The Treasury stumped up £46bn of taxpayers’ money in 2008 to prevent catastroph­e at RBS, which came within hours of going bust.

Almost a decade later, the Natwest owner is still losing money every year and the public’s 71pc stake is worth just £23.7bn. Chancellor Philip Hammond yesterday announced he would start selling shares by March 2019, even though he is unlikely to get back what was spent on the rescue.

It means RBS will have been publicly owned for around a decade – longer than expected when the Labour government decided to nationalis­e it.

A share sale is not seen as possible before RBS settles a longawaite­d US fine for mis-selling toxic mortgage debt, which some analysts fear could be as large as £9bn.

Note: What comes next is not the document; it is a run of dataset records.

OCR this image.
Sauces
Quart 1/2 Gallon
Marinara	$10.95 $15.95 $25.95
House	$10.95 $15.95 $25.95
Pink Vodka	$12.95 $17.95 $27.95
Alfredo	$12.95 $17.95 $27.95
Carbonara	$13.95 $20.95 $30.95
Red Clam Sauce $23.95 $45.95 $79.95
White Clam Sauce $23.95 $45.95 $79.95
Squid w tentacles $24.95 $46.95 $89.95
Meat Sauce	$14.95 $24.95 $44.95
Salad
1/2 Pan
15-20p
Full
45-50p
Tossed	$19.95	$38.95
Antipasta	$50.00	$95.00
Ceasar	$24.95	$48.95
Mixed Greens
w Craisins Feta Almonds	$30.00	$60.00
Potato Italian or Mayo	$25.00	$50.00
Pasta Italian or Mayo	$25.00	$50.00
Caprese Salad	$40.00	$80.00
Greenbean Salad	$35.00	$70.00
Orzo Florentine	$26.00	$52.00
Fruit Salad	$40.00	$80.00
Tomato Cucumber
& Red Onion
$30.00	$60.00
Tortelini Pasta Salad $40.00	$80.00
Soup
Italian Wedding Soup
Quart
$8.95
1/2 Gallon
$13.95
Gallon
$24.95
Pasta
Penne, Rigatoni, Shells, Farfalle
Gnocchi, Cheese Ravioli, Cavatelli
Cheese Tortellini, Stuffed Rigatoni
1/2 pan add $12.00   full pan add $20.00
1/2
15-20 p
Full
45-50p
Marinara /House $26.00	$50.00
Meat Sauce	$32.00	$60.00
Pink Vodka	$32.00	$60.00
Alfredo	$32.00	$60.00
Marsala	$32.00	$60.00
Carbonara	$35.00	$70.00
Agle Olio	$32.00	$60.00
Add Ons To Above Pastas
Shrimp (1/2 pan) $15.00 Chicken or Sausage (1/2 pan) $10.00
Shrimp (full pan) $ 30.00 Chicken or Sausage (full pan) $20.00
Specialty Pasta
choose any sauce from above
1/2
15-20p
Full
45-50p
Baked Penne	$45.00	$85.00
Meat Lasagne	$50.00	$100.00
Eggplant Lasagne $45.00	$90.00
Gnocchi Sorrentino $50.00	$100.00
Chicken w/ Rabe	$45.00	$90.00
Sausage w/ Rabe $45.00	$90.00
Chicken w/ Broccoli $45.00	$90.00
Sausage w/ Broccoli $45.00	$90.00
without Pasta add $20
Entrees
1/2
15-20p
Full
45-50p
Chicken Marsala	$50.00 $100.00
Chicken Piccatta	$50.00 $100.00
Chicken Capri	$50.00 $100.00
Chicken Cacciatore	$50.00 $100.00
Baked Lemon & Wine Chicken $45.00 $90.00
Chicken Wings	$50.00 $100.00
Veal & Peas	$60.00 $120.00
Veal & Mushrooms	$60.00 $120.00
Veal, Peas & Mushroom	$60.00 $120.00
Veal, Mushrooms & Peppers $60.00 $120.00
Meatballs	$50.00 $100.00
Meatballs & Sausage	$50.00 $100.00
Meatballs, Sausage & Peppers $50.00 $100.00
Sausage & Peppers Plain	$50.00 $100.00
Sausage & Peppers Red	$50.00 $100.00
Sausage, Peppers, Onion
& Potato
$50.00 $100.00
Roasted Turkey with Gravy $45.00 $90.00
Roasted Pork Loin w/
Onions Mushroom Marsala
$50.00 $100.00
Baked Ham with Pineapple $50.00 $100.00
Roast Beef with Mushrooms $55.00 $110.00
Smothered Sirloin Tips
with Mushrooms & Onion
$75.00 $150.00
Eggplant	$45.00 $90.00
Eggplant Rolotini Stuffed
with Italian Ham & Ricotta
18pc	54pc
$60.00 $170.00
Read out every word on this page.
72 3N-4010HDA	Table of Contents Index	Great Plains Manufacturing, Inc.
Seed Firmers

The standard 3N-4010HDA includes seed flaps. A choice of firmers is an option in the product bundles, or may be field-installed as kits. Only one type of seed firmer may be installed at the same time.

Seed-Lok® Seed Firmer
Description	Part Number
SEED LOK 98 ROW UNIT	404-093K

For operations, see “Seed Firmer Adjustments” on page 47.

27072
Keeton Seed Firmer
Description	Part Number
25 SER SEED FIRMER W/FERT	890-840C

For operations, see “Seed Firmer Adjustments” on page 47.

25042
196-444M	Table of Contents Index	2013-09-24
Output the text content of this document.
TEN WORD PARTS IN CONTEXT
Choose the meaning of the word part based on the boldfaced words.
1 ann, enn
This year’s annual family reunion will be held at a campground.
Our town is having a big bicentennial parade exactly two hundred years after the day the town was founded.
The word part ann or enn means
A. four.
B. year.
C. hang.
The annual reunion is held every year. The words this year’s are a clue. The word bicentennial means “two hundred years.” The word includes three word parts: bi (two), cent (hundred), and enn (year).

Bosses at the bank hope to have reached an agreement over this bill by the end of the year, paving the way for a return to private ownership.

Critics have long argued that the lender would be better off outside Government control, enabling it to recover more rapidly and compete with rivals on a level playing field.

But unless shares stage an almost unpreceden­ted recovery, taxpayers will lose billions when the stock is offloaded.

The Office for Budget Responsibi­lity watchdog estimates the state is £26.2bn in the red after saving the stricken bank.

The Treasury said that it intends to sell £15bn of stock in sales beginning by March 2019, about two-thirds of its remaining shares in RBS.

Shares in the bank dipped 1.4pc, or 3.7p, to 269.5p.